Surveillance of High-Risk Group May Downstage Pancreatic Cancer

WEDNESDAY, July 20, 2022 (HealthDay News) -- Surveillance of high-risk individuals may downstage pancreatic ductal adenocarcinoma (PDAC), according to a study published online June 15 in the Journal of Clinical Oncology.
Mohamad Dbouk, M.D., from the Sol Goldman Pancreatic Cancer Research Center at Johns Hopkins Medical Institutions in Baltimore, and colleagues reported pancreas surveillance outcomes for 1,461 high-risk individuals within the multicenter Cancer of Pancreas Screening-5 (CAPS-5) study, of whom 48.5 percent had a pathogenic variant in a PDAC-susceptibility gene.

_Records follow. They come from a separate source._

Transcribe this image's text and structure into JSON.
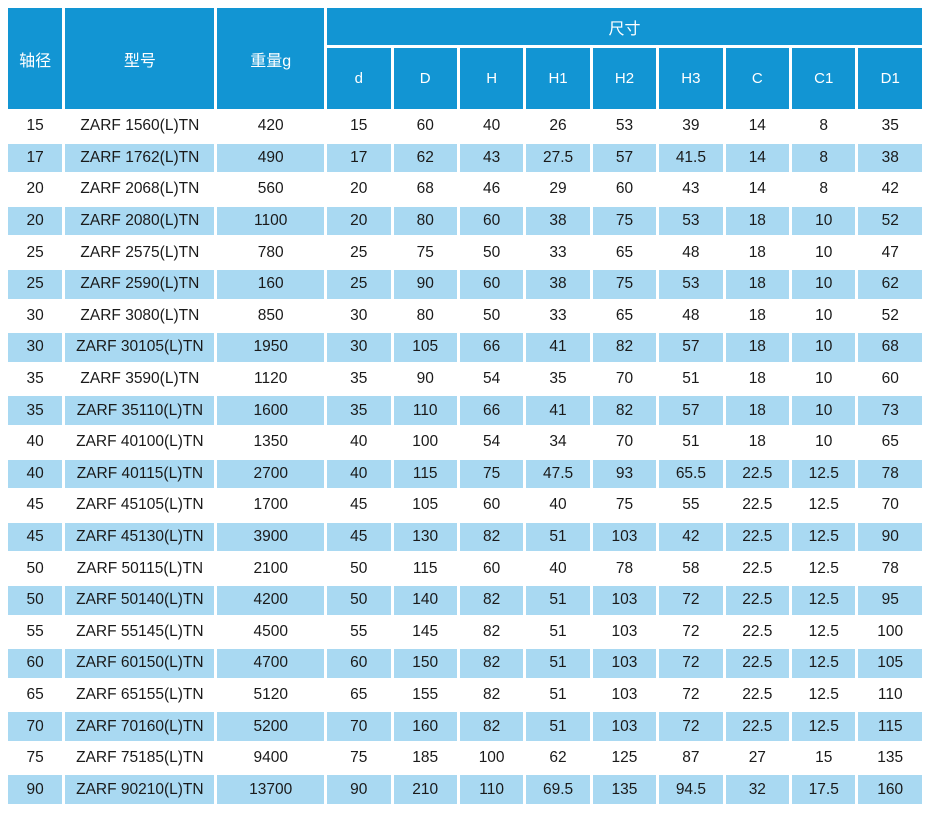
{
  "colors": {
    "header_blue": "#1295d3",
    "stripe_light_blue": "#a9d9f2",
    "background": "#ffffff",
    "header_text": "#ffffff",
    "body_text": "#1a1a1a"
  },
  "table": {
    "headers": {
      "shaft_diameter": "轴径",
      "model": "型号",
      "weight": "重量g",
      "dimensions_group": "尺寸",
      "dimension_cols": [
        "d",
        "D",
        "H",
        "H1",
        "H2",
        "H3",
        "C",
        "C1",
        "D1"
      ]
    },
    "rows": [
      [
        "15",
        "ZARF 1560(L)TN",
        "420",
        "15",
        "60",
        "40",
        "26",
        "53",
        "39",
        "14",
        "8",
        "35"
      ],
      [
        "17",
        "ZARF 1762(L)TN",
        "490",
        "17",
        "62",
        "43",
        "27.5",
        "57",
        "41.5",
        "14",
        "8",
        "38"
      ],
      [
        "20",
        "ZARF 2068(L)TN",
        "560",
        "20",
        "68",
        "46",
        "29",
        "60",
        "43",
        "14",
        "8",
        "42"
      ],
      [
        "20",
        "ZARF 2080(L)TN",
        "1100",
        "20",
        "80",
        "60",
        "38",
        "75",
        "53",
        "18",
        "10",
        "52"
      ],
      [
        "25",
        "ZARF 2575(L)TN",
        "780",
        "25",
        "75",
        "50",
        "33",
        "65",
        "48",
        "18",
        "10",
        "47"
      ],
      [
        "25",
        "ZARF 2590(L)TN",
        "160",
        "25",
        "90",
        "60",
        "38",
        "75",
        "53",
        "18",
        "10",
        "62"
      ],
      [
        "30",
        "ZARF 3080(L)TN",
        "850",
        "30",
        "80",
        "50",
        "33",
        "65",
        "48",
        "18",
        "10",
        "52"
      ],
      [
        "30",
        "ZARF 30105(L)TN",
        "1950",
        "30",
        "105",
        "66",
        "41",
        "82",
        "57",
        "18",
        "10",
        "68"
      ],
      [
        "35",
        "ZARF 3590(L)TN",
        "1120",
        "35",
        "90",
        "54",
        "35",
        "70",
        "51",
        "18",
        "10",
        "60"
      ],
      [
        "35",
        "ZARF 35110(L)TN",
        "1600",
        "35",
        "110",
        "66",
        "41",
        "82",
        "57",
        "18",
        "10",
        "73"
      ],
      [
        "40",
        "ZARF 40100(L)TN",
        "1350",
        "40",
        "100",
        "54",
        "34",
        "70",
        "51",
        "18",
        "10",
        "65"
      ],
      [
        "40",
        "ZARF 40115(L)TN",
        "2700",
        "40",
        "115",
        "75",
        "47.5",
        "93",
        "65.5",
        "22.5",
        "12.5",
        "78"
      ],
      [
        "45",
        "ZARF 45105(L)TN",
        "1700",
        "45",
        "105",
        "60",
        "40",
        "75",
        "55",
        "22.5",
        "12.5",
        "70"
      ],
      [
        "45",
        "ZARF 45130(L)TN",
        "3900",
        "45",
        "130",
        "82",
        "51",
        "103",
        "42",
        "22.5",
        "12.5",
        "90"
      ],
      [
        "50",
        "ZARF 50115(L)TN",
        "2100",
        "50",
        "115",
        "60",
        "40",
        "78",
        "58",
        "22.5",
        "12.5",
        "78"
      ],
      [
        "50",
        "ZARF 50140(L)TN",
        "4200",
        "50",
        "140",
        "82",
        "51",
        "103",
        "72",
        "22.5",
        "12.5",
        "95"
      ],
      [
        "55",
        "ZARF 55145(L)TN",
        "4500",
        "55",
        "145",
        "82",
        "51",
        "103",
        "72",
        "22.5",
        "12.5",
        "100"
      ],
      [
        "60",
        "ZARF 60150(L)TN",
        "4700",
        "60",
        "150",
        "82",
        "51",
        "103",
        "72",
        "22.5",
        "12.5",
        "105"
      ],
      [
        "65",
        "ZARF 65155(L)TN",
        "5120",
        "65",
        "155",
        "82",
        "51",
        "103",
        "72",
        "22.5",
        "12.5",
        "110"
      ],
      [
        "70",
        "ZARF 70160(L)TN",
        "5200",
        "70",
        "160",
        "82",
        "51",
        "103",
        "72",
        "22.5",
        "12.5",
        "115"
      ],
      [
        "75",
        "ZARF 75185(L)TN",
        "9400",
        "75",
        "185",
        "100",
        "62",
        "125",
        "87",
        "27",
        "15",
        "135"
      ],
      [
        "90",
        "ZARF 90210(L)TN",
        "13700",
        "90",
        "210",
        "110",
        "69.5",
        "135",
        "94.5",
        "32",
        "17.5",
        "160"
      ]
    ]
  }
}
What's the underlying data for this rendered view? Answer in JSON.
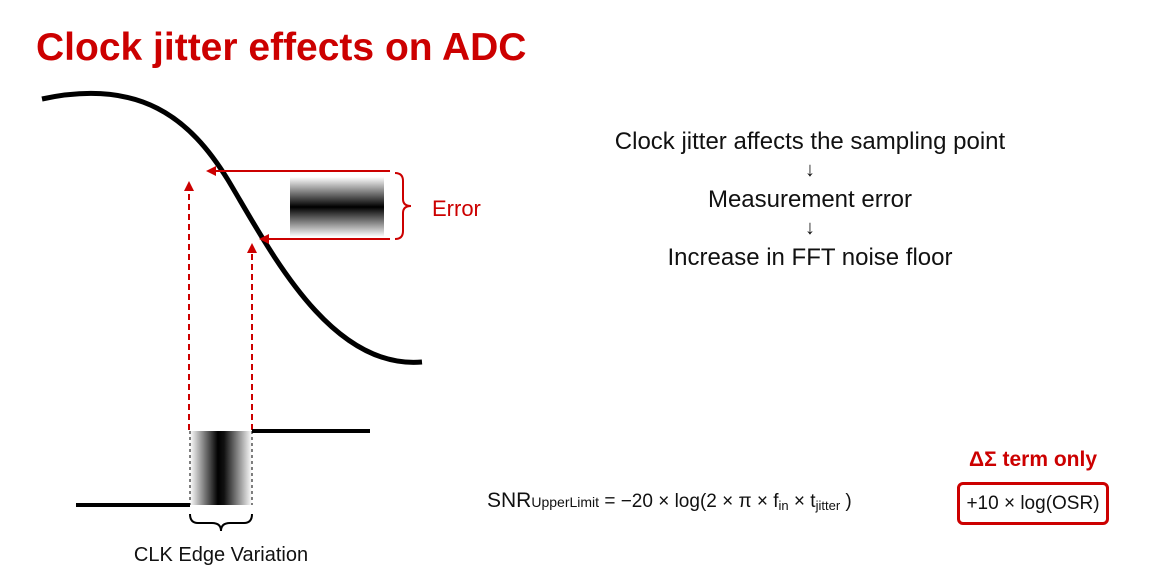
{
  "title": "Clock jitter effects on ADC",
  "diagram": {
    "error_label": "Error",
    "clk_edge_label": "CLK Edge Variation"
  },
  "flow": {
    "line1": "Clock jitter affects the sampling point",
    "arrow": "↓",
    "line2": "Measurement error",
    "line3": "Increase in FFT noise floor"
  },
  "formula": {
    "snr": "SNR",
    "snr_subscript": "UpperLimit",
    "part1": " = −20 × log(2 × π × f",
    "f_sub": "in",
    "part2": " × t",
    "t_sub": "jitter",
    "part3": " )",
    "boxed_term": "+10 × log(OSR)",
    "boxed_label": "ΔΣ term only"
  },
  "colors": {
    "accent": "#cc0000",
    "text": "#111111"
  }
}
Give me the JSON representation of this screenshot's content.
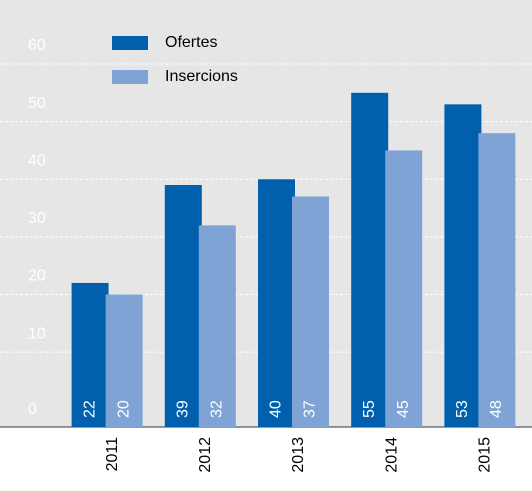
{
  "chart_data": {
    "type": "bar",
    "categories": [
      "2011",
      "2012",
      "2013",
      "2014",
      "2015"
    ],
    "series": [
      {
        "name": "Ofertes",
        "color": "#0060ae",
        "values": [
          22,
          39,
          40,
          55,
          53
        ]
      },
      {
        "name": "Insercions",
        "color": "#7fa3d5",
        "values": [
          20,
          32,
          37,
          45,
          48
        ]
      }
    ],
    "ylim": [
      -3,
      60
    ],
    "yticks": [
      0,
      10,
      20,
      30,
      40,
      50,
      60
    ],
    "grid": true,
    "legend": "top-left"
  }
}
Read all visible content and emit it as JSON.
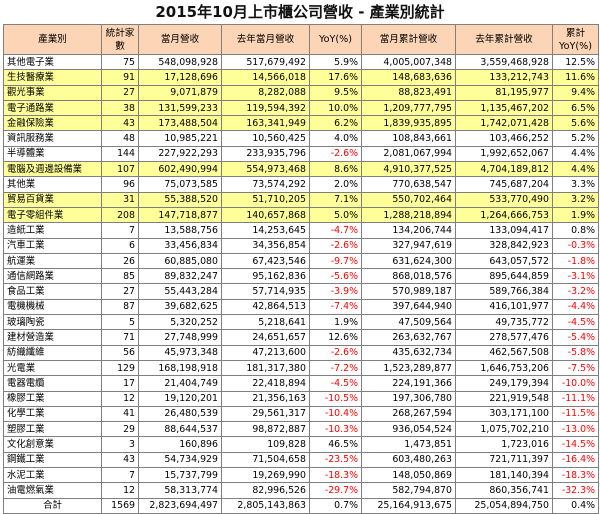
{
  "title": "2015年10月上市櫃公司營收 - 產業別統計",
  "headers": [
    "產業別",
    "統計家數",
    "當月營收",
    "去年當月營收",
    "YoY(%)",
    "當月累計營收",
    "去年累計營收",
    "累計YoY(%)"
  ],
  "rows": [
    {
      "name": "其他電子業",
      "count": "75",
      "cur": "548,098,928",
      "prev": "517,679,492",
      "yoy": "5.9%",
      "cum": "4,005,007,348",
      "prevcum": "3,559,468,928",
      "cumyoy": "12.5%",
      "hl": false
    },
    {
      "name": "生技醫療業",
      "count": "91",
      "cur": "17,128,696",
      "prev": "14,566,018",
      "yoy": "17.6%",
      "cum": "148,683,636",
      "prevcum": "133,212,743",
      "cumyoy": "11.6%",
      "hl": true
    },
    {
      "name": "觀光事業",
      "count": "27",
      "cur": "9,071,879",
      "prev": "8,282,088",
      "yoy": "9.5%",
      "cum": "88,823,491",
      "prevcum": "81,195,977",
      "cumyoy": "9.4%",
      "hl": true
    },
    {
      "name": "電子通路業",
      "count": "38",
      "cur": "131,599,233",
      "prev": "119,594,392",
      "yoy": "10.0%",
      "cum": "1,209,777,795",
      "prevcum": "1,135,467,202",
      "cumyoy": "6.5%",
      "hl": true
    },
    {
      "name": "金融保險業",
      "count": "43",
      "cur": "173,488,504",
      "prev": "163,341,949",
      "yoy": "6.2%",
      "cum": "1,839,935,895",
      "prevcum": "1,742,071,428",
      "cumyoy": "5.6%",
      "hl": true
    },
    {
      "name": "資訊服務業",
      "count": "48",
      "cur": "10,985,221",
      "prev": "10,560,425",
      "yoy": "4.0%",
      "cum": "108,843,661",
      "prevcum": "103,466,252",
      "cumyoy": "5.2%",
      "hl": false
    },
    {
      "name": "半導體業",
      "count": "144",
      "cur": "227,922,293",
      "prev": "233,935,796",
      "yoy": "-2.6%",
      "cum": "2,081,067,994",
      "prevcum": "1,992,652,067",
      "cumyoy": "4.4%",
      "hl": false
    },
    {
      "name": "電腦及週邊設備業",
      "count": "107",
      "cur": "602,490,994",
      "prev": "554,973,468",
      "yoy": "8.6%",
      "cum": "4,910,377,525",
      "prevcum": "4,704,189,812",
      "cumyoy": "4.4%",
      "hl": true
    },
    {
      "name": "其他業",
      "count": "96",
      "cur": "75,073,585",
      "prev": "73,574,292",
      "yoy": "2.0%",
      "cum": "770,638,547",
      "prevcum": "745,687,204",
      "cumyoy": "3.3%",
      "hl": false
    },
    {
      "name": "貿易百貨業",
      "count": "31",
      "cur": "55,388,520",
      "prev": "51,710,205",
      "yoy": "7.1%",
      "cum": "550,702,464",
      "prevcum": "533,770,490",
      "cumyoy": "3.2%",
      "hl": true
    },
    {
      "name": "電子零組件業",
      "count": "208",
      "cur": "147,718,877",
      "prev": "140,657,868",
      "yoy": "5.0%",
      "cum": "1,288,218,894",
      "prevcum": "1,264,666,753",
      "cumyoy": "1.9%",
      "hl": true
    },
    {
      "name": "造紙工業",
      "count": "7",
      "cur": "13,588,756",
      "prev": "14,253,645",
      "yoy": "-4.7%",
      "cum": "134,206,744",
      "prevcum": "133,094,417",
      "cumyoy": "0.8%",
      "hl": false
    },
    {
      "name": "汽車工業",
      "count": "6",
      "cur": "33,456,834",
      "prev": "34,356,854",
      "yoy": "-2.6%",
      "cum": "327,947,619",
      "prevcum": "328,842,923",
      "cumyoy": "-0.3%",
      "hl": false
    },
    {
      "name": "航運業",
      "count": "26",
      "cur": "60,885,080",
      "prev": "67,423,546",
      "yoy": "-9.7%",
      "cum": "631,624,300",
      "prevcum": "643,057,572",
      "cumyoy": "-1.8%",
      "hl": false
    },
    {
      "name": "通信網路業",
      "count": "85",
      "cur": "89,832,247",
      "prev": "95,162,836",
      "yoy": "-5.6%",
      "cum": "868,018,576",
      "prevcum": "895,644,859",
      "cumyoy": "-3.1%",
      "hl": false
    },
    {
      "name": "食品工業",
      "count": "27",
      "cur": "55,443,284",
      "prev": "57,714,935",
      "yoy": "-3.9%",
      "cum": "570,989,187",
      "prevcum": "589,766,384",
      "cumyoy": "-3.2%",
      "hl": false
    },
    {
      "name": "電機機械",
      "count": "87",
      "cur": "39,682,625",
      "prev": "42,864,513",
      "yoy": "-7.4%",
      "cum": "397,644,940",
      "prevcum": "416,101,977",
      "cumyoy": "-4.4%",
      "hl": false
    },
    {
      "name": "玻璃陶瓷",
      "count": "5",
      "cur": "5,320,252",
      "prev": "5,218,641",
      "yoy": "1.9%",
      "cum": "47,509,564",
      "prevcum": "49,735,772",
      "cumyoy": "-4.5%",
      "hl": false
    },
    {
      "name": "建材營造業",
      "count": "71",
      "cur": "27,748,999",
      "prev": "24,651,657",
      "yoy": "12.6%",
      "cum": "263,632,767",
      "prevcum": "278,577,476",
      "cumyoy": "-5.4%",
      "hl": false
    },
    {
      "name": "紡織纖維",
      "count": "56",
      "cur": "45,973,348",
      "prev": "47,213,600",
      "yoy": "-2.6%",
      "cum": "435,632,734",
      "prevcum": "462,567,508",
      "cumyoy": "-5.8%",
      "hl": false
    },
    {
      "name": "光電業",
      "count": "129",
      "cur": "168,198,918",
      "prev": "181,317,380",
      "yoy": "-7.2%",
      "cum": "1,523,289,877",
      "prevcum": "1,646,753,206",
      "cumyoy": "-7.5%",
      "hl": false
    },
    {
      "name": "電器電纜",
      "count": "17",
      "cur": "21,404,749",
      "prev": "22,418,894",
      "yoy": "-4.5%",
      "cum": "224,191,366",
      "prevcum": "249,179,394",
      "cumyoy": "-10.0%",
      "hl": false
    },
    {
      "name": "橡膠工業",
      "count": "12",
      "cur": "19,120,201",
      "prev": "21,356,163",
      "yoy": "-10.5%",
      "cum": "197,306,780",
      "prevcum": "221,919,548",
      "cumyoy": "-11.1%",
      "hl": false
    },
    {
      "name": "化學工業",
      "count": "41",
      "cur": "26,480,539",
      "prev": "29,561,317",
      "yoy": "-10.4%",
      "cum": "268,267,594",
      "prevcum": "303,171,100",
      "cumyoy": "-11.5%",
      "hl": false
    },
    {
      "name": "塑膠工業",
      "count": "29",
      "cur": "88,644,537",
      "prev": "98,872,887",
      "yoy": "-10.3%",
      "cum": "936,054,524",
      "prevcum": "1,075,702,210",
      "cumyoy": "-13.0%",
      "hl": false
    },
    {
      "name": "文化創意業",
      "count": "3",
      "cur": "160,896",
      "prev": "109,828",
      "yoy": "46.5%",
      "cum": "1,473,851",
      "prevcum": "1,723,016",
      "cumyoy": "-14.5%",
      "hl": false
    },
    {
      "name": "鋼鐵工業",
      "count": "43",
      "cur": "54,734,929",
      "prev": "71,504,658",
      "yoy": "-23.5%",
      "cum": "603,480,263",
      "prevcum": "721,711,397",
      "cumyoy": "-16.4%",
      "hl": false
    },
    {
      "name": "水泥工業",
      "count": "7",
      "cur": "15,737,799",
      "prev": "19,269,990",
      "yoy": "-18.3%",
      "cum": "148,050,869",
      "prevcum": "181,140,394",
      "cumyoy": "-18.3%",
      "hl": false
    },
    {
      "name": "油電燃氣業",
      "count": "12",
      "cur": "58,313,774",
      "prev": "82,996,526",
      "yoy": "-29.7%",
      "cum": "582,794,870",
      "prevcum": "860,356,741",
      "cumyoy": "-32.3%",
      "hl": false
    }
  ],
  "total": {
    "name": "合計",
    "count": "1569",
    "cur": "2,823,694,497",
    "prev": "2,805,143,863",
    "yoy": "0.7%",
    "cum": "25,164,913,675",
    "prevcum": "25,054,894,750",
    "cumyoy": "0.4%"
  },
  "colors": {
    "header_bg": "#fbd5b5",
    "highlight_bg": "#ffff99",
    "negative_text": "#ff0000",
    "border": "#7f7f7f"
  }
}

The researchers found that 10 patients were diagnosed with PDAC, including one with metastatic PDAC diagnosed four years after dropping out of surveillance. Seven of the remaining nine patients (77.8 percent) had a stage I PDAC detected during surveillance; and one each had stage II and stage III disease. Of the nine patients with PDAC, seven were alive after a median follow-up of 2.6 years. An additional eight patients underwent surgical resection for lesions of concern: three and five had high- and low-grade dysplasia in their resected specimens, respectively. Among 1,731 patients in the entire CAPS cohort (CAPS 1 to 5 studies), 26 cases of PDAC were diagnosed: 19 within surveillance, including 57.9 and 5.2 percent with stage I and stage IV disease, respectively. In contrast, six of seven PDACs (85.7 percent) detected outside of surveillance were stage IV. For patients with screen-detected PDAC, five-year survival to date was 73.3 percent, and median survival was 9.8 years compared with 1.5 years for those with PDAC detected outside of surveillance.
"Our results support the CAPS surveillance recommendation that those who meet the criteria should undergo regular screenings," a coauthor said in a statement.
Several authors disclosed financial ties to the biopharmaceutical industry.